3.7.2 The team Captain must visibly display a “C” on their uniform or arm. The team Captain’s Designated Alternate must visibly display an “A” on their clothing, uniform, or arm.

Today’s rule comes from the Uniforms part of the Skater Positions and Identification section. This is one of the easiest rules to follow. The captain of each team must have a “C” on their uniform or arm. This means they can have it written on their jersey with marker, a patch sewn on, vinyl pressed on, printed directly, etc. If it is displayed visibly (and not susceptible to falling off) then it is good to go. They may also put it on their arm, by writing on their arm with marker, putting it on an armband, or other ways. The designate alternate may do the exact same things, however, they get the option of putting the “A” on their clothing, since the designated alternate may be one of the team’s non-skating bench staff, while the captain must be a skater, which means they are required to wear a uniform (per 3.7.1).
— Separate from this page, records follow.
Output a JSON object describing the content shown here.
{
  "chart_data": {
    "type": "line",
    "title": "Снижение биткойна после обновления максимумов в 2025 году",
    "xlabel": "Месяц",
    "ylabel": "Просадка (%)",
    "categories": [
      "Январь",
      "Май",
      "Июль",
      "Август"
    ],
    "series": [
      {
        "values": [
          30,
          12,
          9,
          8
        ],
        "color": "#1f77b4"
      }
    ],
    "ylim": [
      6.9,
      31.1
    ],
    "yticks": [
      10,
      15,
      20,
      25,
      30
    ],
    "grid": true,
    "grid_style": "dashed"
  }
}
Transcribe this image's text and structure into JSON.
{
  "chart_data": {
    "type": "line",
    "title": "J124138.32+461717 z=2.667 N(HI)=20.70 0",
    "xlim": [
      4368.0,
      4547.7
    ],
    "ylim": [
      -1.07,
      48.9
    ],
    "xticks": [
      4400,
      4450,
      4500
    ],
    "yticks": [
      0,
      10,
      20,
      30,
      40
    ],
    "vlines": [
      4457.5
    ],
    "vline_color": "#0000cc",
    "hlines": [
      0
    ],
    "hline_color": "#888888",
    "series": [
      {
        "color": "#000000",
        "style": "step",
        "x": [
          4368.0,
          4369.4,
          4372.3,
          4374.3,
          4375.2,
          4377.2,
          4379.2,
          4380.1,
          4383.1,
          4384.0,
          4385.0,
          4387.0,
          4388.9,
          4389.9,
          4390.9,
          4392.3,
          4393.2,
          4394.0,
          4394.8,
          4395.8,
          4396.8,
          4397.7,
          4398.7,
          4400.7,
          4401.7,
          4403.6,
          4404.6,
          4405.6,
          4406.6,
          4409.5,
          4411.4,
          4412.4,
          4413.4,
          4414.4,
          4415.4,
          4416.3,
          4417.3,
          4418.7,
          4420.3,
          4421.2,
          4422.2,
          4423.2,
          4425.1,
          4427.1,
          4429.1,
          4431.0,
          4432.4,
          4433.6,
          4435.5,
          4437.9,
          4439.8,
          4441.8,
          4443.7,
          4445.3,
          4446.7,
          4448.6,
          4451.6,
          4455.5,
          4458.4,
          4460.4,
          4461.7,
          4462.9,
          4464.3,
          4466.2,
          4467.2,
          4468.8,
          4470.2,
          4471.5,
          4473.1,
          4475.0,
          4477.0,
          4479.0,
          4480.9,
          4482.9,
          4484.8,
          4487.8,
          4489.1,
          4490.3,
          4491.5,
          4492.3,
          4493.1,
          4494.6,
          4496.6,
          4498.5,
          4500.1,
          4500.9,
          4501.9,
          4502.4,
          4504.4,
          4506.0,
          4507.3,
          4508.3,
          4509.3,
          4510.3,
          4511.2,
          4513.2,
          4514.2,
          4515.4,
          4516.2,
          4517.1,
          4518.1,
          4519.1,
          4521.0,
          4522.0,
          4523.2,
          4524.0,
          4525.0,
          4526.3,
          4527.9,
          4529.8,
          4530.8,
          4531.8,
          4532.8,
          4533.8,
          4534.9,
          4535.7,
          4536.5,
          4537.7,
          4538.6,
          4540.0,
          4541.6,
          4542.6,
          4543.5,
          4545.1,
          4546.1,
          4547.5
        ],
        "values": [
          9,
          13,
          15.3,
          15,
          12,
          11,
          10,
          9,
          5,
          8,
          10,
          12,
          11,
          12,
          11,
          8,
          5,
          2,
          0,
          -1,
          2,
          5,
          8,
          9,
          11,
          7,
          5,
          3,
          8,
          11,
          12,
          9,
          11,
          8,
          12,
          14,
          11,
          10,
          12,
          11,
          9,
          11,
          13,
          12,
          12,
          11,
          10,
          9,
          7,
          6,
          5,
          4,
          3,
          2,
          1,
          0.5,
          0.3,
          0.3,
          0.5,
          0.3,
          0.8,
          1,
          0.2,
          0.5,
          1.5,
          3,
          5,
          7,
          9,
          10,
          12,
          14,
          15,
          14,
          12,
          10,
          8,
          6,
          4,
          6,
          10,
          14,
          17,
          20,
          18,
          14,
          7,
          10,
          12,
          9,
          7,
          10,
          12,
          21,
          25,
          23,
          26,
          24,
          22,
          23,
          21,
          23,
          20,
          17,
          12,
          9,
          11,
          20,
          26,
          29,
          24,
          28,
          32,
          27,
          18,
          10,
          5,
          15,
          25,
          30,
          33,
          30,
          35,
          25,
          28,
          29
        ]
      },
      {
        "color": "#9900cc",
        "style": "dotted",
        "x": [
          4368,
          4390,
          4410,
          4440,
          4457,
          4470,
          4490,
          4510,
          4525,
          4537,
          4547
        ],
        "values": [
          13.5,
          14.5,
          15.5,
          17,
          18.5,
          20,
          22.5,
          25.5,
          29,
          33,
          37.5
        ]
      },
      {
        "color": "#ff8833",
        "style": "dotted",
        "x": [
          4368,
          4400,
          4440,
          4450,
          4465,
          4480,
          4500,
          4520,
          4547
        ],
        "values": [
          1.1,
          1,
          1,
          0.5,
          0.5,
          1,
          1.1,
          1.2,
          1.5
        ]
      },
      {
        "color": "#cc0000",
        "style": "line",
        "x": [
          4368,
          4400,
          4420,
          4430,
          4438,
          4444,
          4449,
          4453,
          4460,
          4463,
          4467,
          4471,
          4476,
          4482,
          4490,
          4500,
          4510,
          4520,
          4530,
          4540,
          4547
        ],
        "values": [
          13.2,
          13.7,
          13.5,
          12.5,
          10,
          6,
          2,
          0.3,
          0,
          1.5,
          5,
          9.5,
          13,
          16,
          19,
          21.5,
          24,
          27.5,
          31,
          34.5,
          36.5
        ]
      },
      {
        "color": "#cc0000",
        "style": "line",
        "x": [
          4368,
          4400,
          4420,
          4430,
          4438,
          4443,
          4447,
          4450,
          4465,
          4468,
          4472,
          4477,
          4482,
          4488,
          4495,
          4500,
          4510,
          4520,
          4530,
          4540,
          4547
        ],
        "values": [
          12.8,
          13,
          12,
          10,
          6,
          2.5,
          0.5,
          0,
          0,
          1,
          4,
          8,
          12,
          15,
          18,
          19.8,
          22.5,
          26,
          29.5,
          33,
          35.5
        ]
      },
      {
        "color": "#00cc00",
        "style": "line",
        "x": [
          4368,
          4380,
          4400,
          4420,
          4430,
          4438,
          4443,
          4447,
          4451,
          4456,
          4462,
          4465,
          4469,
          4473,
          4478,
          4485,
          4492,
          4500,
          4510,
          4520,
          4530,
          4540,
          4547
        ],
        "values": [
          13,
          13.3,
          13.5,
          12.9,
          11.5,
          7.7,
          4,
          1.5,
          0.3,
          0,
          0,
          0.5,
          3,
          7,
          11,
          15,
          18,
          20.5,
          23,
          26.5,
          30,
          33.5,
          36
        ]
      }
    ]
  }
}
As easy as this rule is to follow, there are still a couple of things to note. For starters, if a skater is putting a “C” or “A” on their arm, it should not be near enough their skater number, if their skater number is on their arm as well, so as not to be confused as part of their number. For example, if a skater is number 123, their arm shouldn’t look like their number is C123 or A123. Preferably, the “C” or “A” is placed above or below the skater’s number. If the number is placed on a skater’s uniform, it should not be affixed with tape, or be made of tape affixed to the uniform, for the very same reason that doesn’t allow tape to be used for skater numbers on jerseys; tape falls off easily, especially when skaters sweat during a game. While not using tape for the “C” or “A” isn’t technically a rule, if it falls off a skater’s uniform, then it is no longer visibly displayed, and that skater may no longer act as captain or designated alternate.